Organizations must implement and adopt new data governance tools, approaches and methodologies. Leading brands use machine learning techniques to automate data governance and quality assurance. In particular, by establishing policies and thresholds beforehand, these companies can more easily automate the enforcement of data standards. Other best data governance practices include deploying rigorous data processing and storage protocols, anonymizing data where possible and restricting unwarranted data collection.

As the current regulatory landscape around AI-powered data collection continues to evolve, non-compliance could cause serious fines and reputational damage.

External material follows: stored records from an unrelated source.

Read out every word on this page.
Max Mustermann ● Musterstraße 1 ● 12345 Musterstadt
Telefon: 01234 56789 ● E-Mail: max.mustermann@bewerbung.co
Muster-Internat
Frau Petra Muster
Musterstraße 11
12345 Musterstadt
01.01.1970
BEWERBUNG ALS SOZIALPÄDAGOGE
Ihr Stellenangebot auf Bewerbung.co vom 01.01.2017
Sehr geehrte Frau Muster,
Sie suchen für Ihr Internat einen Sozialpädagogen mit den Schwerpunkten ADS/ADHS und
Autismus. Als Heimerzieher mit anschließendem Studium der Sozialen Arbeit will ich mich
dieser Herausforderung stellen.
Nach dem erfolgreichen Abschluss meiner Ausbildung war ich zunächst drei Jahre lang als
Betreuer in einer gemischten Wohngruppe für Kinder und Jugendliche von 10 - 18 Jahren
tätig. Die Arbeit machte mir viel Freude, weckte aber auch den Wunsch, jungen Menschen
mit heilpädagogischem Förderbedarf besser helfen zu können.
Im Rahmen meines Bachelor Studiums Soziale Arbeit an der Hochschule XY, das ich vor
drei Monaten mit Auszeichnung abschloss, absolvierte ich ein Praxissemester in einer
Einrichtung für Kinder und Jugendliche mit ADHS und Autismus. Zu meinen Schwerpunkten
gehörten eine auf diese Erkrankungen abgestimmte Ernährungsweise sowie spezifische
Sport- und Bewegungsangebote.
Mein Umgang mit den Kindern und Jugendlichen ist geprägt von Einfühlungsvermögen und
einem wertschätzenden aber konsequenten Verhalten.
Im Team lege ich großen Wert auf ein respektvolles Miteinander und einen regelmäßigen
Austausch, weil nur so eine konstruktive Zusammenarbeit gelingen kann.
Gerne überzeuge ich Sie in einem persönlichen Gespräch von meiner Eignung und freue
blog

Navigating these emerging rules will require a comprehensive data governance framework that notes those data protection laws specific to a company’s regions of operation, such as the EU’s AI Act.

Likewise, businesses must improve data literacy across the organization. Companies need to make changes at every level, not just with technical people, like engineers or data scientists. Start with a data maturity assessment, evaluating the data security competencies across different roles. Such an assessment can ferret out if, for example, teams aren’t speaking the same business language. After establishing a baseline, businesses can implement plans to boost data literacy and security awareness.